Le visage de Lunedor s’illumina.

— Ils doivent être peu nombreux, s’ils sont encore vivants. Car les draconiens les ont peut-être suivis dans la montagne. (Il haussa les épaules.) De toute façon, tu es désormais leur reine. Moi, je ne suis que l’époux de la reine.

Lunedor sursauta comme s’il l’avait frappée.

— Non, Rivebise, dit-elle doucement en secouant la tête, de cela, nous avons déjà parlé.
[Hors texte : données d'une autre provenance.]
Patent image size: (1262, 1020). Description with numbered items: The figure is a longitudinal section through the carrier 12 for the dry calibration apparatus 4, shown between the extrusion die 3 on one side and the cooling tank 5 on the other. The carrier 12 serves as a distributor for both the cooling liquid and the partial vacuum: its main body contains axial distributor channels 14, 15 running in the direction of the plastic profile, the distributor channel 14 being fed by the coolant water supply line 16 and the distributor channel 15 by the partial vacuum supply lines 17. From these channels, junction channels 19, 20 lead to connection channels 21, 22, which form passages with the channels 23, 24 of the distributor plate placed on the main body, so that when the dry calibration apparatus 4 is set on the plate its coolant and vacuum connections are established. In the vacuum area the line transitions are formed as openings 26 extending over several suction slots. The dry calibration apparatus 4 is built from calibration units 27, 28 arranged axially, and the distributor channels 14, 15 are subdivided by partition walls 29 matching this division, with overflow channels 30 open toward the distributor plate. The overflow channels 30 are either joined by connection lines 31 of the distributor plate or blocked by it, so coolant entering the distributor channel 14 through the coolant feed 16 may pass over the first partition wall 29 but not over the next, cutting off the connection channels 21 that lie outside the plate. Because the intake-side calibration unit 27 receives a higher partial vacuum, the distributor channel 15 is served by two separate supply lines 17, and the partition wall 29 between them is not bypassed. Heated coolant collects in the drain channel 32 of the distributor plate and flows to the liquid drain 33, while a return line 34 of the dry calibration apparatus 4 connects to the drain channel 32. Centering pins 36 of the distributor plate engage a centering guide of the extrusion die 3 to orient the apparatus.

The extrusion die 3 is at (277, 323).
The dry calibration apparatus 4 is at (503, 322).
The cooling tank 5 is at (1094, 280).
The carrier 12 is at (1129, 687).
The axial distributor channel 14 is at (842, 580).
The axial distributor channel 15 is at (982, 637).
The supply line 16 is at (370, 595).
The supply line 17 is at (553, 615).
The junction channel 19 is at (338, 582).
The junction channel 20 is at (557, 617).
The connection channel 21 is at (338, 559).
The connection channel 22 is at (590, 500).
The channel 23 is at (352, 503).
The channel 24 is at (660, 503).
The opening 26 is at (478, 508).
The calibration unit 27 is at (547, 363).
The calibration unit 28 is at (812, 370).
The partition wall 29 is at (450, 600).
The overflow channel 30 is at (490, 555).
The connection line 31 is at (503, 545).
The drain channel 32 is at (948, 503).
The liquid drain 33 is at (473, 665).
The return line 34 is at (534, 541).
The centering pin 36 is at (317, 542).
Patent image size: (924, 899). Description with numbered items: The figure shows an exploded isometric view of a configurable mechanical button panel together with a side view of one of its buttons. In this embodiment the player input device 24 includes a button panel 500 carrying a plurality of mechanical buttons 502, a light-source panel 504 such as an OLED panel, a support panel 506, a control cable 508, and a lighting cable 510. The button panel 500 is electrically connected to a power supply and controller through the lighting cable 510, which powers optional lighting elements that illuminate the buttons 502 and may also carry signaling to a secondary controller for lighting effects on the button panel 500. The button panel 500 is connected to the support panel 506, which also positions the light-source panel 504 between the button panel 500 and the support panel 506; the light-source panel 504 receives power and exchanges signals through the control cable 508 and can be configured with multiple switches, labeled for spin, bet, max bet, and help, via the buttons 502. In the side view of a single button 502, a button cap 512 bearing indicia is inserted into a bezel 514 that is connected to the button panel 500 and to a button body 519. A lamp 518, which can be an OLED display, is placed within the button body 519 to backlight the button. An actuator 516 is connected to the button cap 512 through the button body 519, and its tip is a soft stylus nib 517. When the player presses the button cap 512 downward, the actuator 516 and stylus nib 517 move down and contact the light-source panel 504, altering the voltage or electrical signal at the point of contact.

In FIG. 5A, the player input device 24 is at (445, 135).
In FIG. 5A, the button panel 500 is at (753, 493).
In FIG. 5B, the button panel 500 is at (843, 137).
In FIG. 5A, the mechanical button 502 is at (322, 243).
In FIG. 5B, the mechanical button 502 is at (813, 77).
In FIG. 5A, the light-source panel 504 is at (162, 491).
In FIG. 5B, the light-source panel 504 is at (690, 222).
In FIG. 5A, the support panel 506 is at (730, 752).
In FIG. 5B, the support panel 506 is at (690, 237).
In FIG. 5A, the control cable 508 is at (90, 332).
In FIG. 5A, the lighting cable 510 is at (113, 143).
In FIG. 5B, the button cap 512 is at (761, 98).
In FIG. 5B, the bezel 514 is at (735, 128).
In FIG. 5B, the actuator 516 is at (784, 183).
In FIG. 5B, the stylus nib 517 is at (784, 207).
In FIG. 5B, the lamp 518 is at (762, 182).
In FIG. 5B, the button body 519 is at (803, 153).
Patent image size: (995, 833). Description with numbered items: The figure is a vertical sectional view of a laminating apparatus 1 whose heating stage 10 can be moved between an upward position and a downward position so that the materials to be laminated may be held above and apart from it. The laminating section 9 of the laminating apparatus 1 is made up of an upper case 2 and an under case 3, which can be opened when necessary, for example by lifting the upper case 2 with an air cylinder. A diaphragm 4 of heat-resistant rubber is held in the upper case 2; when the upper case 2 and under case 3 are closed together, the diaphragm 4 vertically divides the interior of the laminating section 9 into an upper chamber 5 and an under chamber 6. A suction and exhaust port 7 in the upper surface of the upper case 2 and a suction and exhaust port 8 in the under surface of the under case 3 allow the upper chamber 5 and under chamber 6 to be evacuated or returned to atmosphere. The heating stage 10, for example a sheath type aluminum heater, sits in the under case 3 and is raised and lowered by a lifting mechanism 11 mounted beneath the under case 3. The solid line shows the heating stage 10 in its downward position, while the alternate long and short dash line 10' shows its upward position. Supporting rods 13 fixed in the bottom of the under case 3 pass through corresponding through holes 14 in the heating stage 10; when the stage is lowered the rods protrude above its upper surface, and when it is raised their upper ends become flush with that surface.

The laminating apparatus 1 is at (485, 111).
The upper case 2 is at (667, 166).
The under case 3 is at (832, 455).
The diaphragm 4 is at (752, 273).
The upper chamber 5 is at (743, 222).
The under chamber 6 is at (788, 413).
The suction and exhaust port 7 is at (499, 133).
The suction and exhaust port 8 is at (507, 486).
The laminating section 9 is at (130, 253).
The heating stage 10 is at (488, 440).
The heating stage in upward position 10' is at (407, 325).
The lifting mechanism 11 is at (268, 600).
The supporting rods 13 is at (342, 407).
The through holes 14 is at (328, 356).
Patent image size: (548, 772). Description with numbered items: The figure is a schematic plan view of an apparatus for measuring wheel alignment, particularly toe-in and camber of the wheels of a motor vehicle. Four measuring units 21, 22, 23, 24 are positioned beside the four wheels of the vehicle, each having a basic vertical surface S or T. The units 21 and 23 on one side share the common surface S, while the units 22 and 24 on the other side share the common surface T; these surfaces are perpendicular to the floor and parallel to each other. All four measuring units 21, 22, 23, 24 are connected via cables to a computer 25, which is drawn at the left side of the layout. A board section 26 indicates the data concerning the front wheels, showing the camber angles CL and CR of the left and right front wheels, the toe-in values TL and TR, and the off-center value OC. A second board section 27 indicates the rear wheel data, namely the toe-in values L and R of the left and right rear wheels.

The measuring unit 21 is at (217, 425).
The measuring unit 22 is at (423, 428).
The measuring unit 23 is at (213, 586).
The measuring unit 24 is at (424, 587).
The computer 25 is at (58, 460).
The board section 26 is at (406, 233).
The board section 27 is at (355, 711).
— Vraiment ? J’y pensais cette nuit. Je suis resté parti si longtemps. Tu occupais mes pensées, tu étais la femme aimée. Je n’avais jamais imaginé que… J’ai quitté Lunedor, je retrouve une princesse.

— Avais-je le choix ? cria Lunedor. Mon père était malade. Il fallait bien gouverner pour empêcher Loreman de mettre la main sur la tribu. Peux-tu t’imaginer ce que cela représente d’être la fille du chef ? Se demander à chaque repas dans quel plat est caché le poison ; se battre tous les jours pour trouver de l’argent et payer les soldats. Se comporter en princesse pendant que mon père grabataire divaguait.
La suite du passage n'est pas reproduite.